Are there any other key differences between ANN and RNN.


Solution

  • The equation for Forward Propagation of RNN, considering Two Timesteps, in a simple form, is shown below:

    Output of the First Time Step: Y0 = (Wx * X0) + b)

    Output of the Second Time Step: Y1 = (Wx * X1) + Y0 * Wy + b where Y0 = (Wx * X0) + b)

    To elaborate it, consider RNN has 5 Neurons/Units, more detailed equation is mentioned in the screenshot below:

    Equation of Forward Propagation of RNN

    Back Propagation in RNN:

    • The Back Propagation in RNN is done through each and every Timestep. Hence it is called Backpropagation through Time (BPTT).
    • The output sequence is evaluated using a cost function C(y(t(min)), y(t(min+1)), ... y(t(max))) (where tmin and tmax are the first and last output time steps, not counting the ignored outputs), and the gradients of that cost function are propagated backward through the unrolled network
    • Finally the model parameters are updated using the gradients, computed during BPTT
    • Note that the gradients flow backward through all the outputs used by the cost function, not just through the final output

    In the screenshot below, Dashed Lines represents Forward Propagation and Solid Lines represents Back Propagation.

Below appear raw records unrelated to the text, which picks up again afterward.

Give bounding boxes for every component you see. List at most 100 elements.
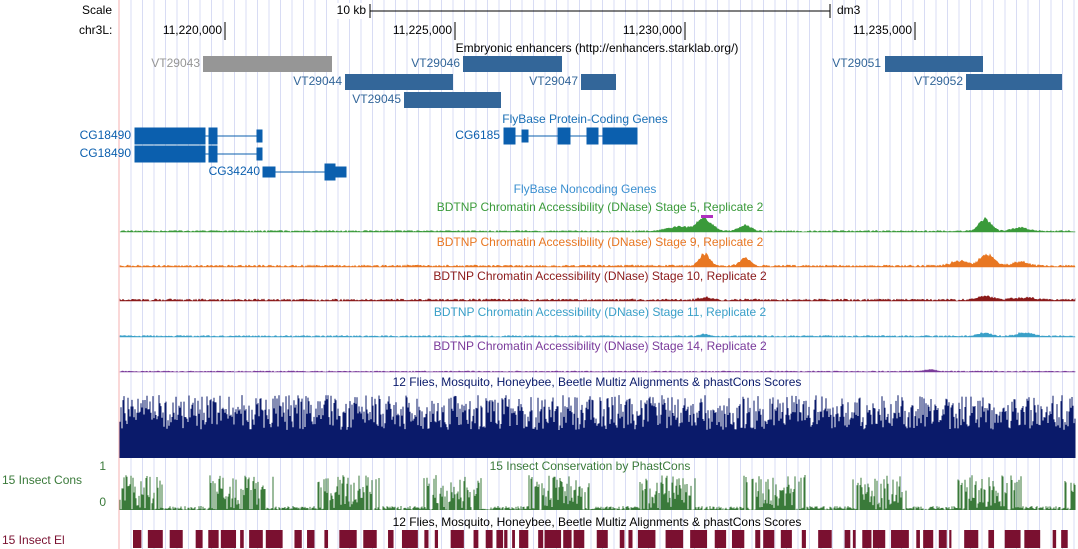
scale-span: 10 kb [337,3,367,17]
element [133,530,142,548]
track-title: BDTNP Chromatin Accessibility (DNase) St… [437,235,764,249]
scale-max: 1 [99,459,106,473]
element-track [133,530,1068,548]
enhancer-label[interactable]: VT29045 [352,92,401,106]
signal-track [119,252,1076,268]
element [563,530,572,548]
position-label: 11,235,000 [853,23,912,37]
track-title: 12 Flies, Mosquito, Honeybee, Beetle Mul… [393,515,802,529]
bar-track [119,395,1076,458]
element [147,530,163,548]
element [852,530,856,548]
element [1061,530,1068,548]
side-label[interactable]: 15 Insect El [2,533,65,547]
element [964,530,979,548]
element [891,530,909,548]
enhancer-label[interactable]: VT29046 [411,56,460,70]
position-label: 11,225,000 [393,23,452,37]
element [938,530,947,548]
element [294,530,302,548]
enhancer-label[interactable]: VT29051 [832,56,881,70]
element [538,530,544,548]
track-title: FlyBase Noncoding Genes [514,182,657,196]
element [208,530,219,548]
track-title: BDTNP Chromatin Accessibility (DNase) St… [433,339,767,353]
signal-track [119,331,1076,338]
element [519,530,529,548]
element [434,530,439,548]
element [872,530,886,548]
element [1052,530,1057,548]
element [504,530,508,548]
element [949,530,952,548]
ruler-ticks [224,22,916,40]
position-label: 11,230,000 [623,23,682,37]
element [862,530,872,548]
element [923,530,934,548]
element [844,530,851,548]
element [1024,530,1041,548]
element [1004,530,1021,548]
enhancer-label[interactable]: VT29047 [529,74,578,88]
element [496,530,504,548]
element [512,530,515,548]
element [450,530,464,548]
signal-track [119,216,1076,233]
element [249,530,263,548]
element [596,530,608,548]
bar-track [119,475,1076,510]
element [763,530,775,548]
element [424,530,429,548]
element [324,530,329,548]
gene-label[interactable]: CG6185 [455,128,500,142]
element [473,530,479,548]
signal-track [119,295,1076,302]
scale-bg [332,3,368,19]
element [665,530,684,548]
element [240,530,244,548]
element [544,530,562,548]
track-title: BDTNP Chromatin Accessibility (DNase) St… [433,269,767,283]
element [801,530,806,548]
element [916,530,920,548]
enhancer-label[interactable]: VT29052 [914,74,963,88]
chrom-label: chr3L: [79,23,112,37]
gene-label[interactable]: CG34240 [209,164,261,178]
position-label: 11,220,000 [163,23,222,37]
enhancer-boxes [203,56,1062,108]
element [485,530,493,548]
element [637,530,656,548]
track-title: FlyBase Protein-Coding Genes [502,112,667,126]
element [714,530,727,548]
element [401,530,418,548]
element [780,530,792,548]
scale-min: 0 [99,495,106,509]
highlight [701,215,713,218]
track-title: BDTNP Chromatin Accessibility (DNase) St… [434,305,767,319]
element [628,530,633,548]
assembly: dm3 [837,3,861,17]
track-title: Embryonic enhancers (http://enhancers.st… [456,41,739,55]
element [195,530,203,548]
element [988,530,995,548]
element [388,530,394,548]
element [619,530,625,548]
element [265,530,283,548]
track-title: 15 Insect Conservation by PhastCons [490,459,691,473]
element [818,530,832,548]
gene-label[interactable]: CG18490 [80,128,132,142]
element [220,530,237,548]
enhancer-label[interactable]: VT29044 [293,74,342,88]
element [363,530,377,548]
gene-label[interactable]: CG18490 [80,146,132,160]
side-label[interactable]: 15 Insect Cons [2,473,82,487]
enhancer-label[interactable]: VT29043 [151,56,200,70]
signal-track [119,369,1076,373]
element [755,530,761,548]
track-title: 12 Flies, Mosquito, Honeybee, Beetle Mul… [393,375,802,389]
track-title: BDTNP Chromatin Accessibility (DNase) St… [437,200,764,214]
element [731,530,745,548]
element [690,530,708,548]
element [573,530,585,548]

    Flow of Forward Propagation and Back Propagation in RNN

    Dropout: If we set the value of Dropout as 0.1 in a Recurrent Layer (LSTM), it means that it will pass only 90% of Inputs to the Recurrent Layer

    Recurrent Droput If we set the value of Recurrent Dropout as 0.2 in a Recurrent Layer (LSTM), it means that it will consider only 80% of the Time Steps for that Recurrent Layer

    Hope this answers all your queries!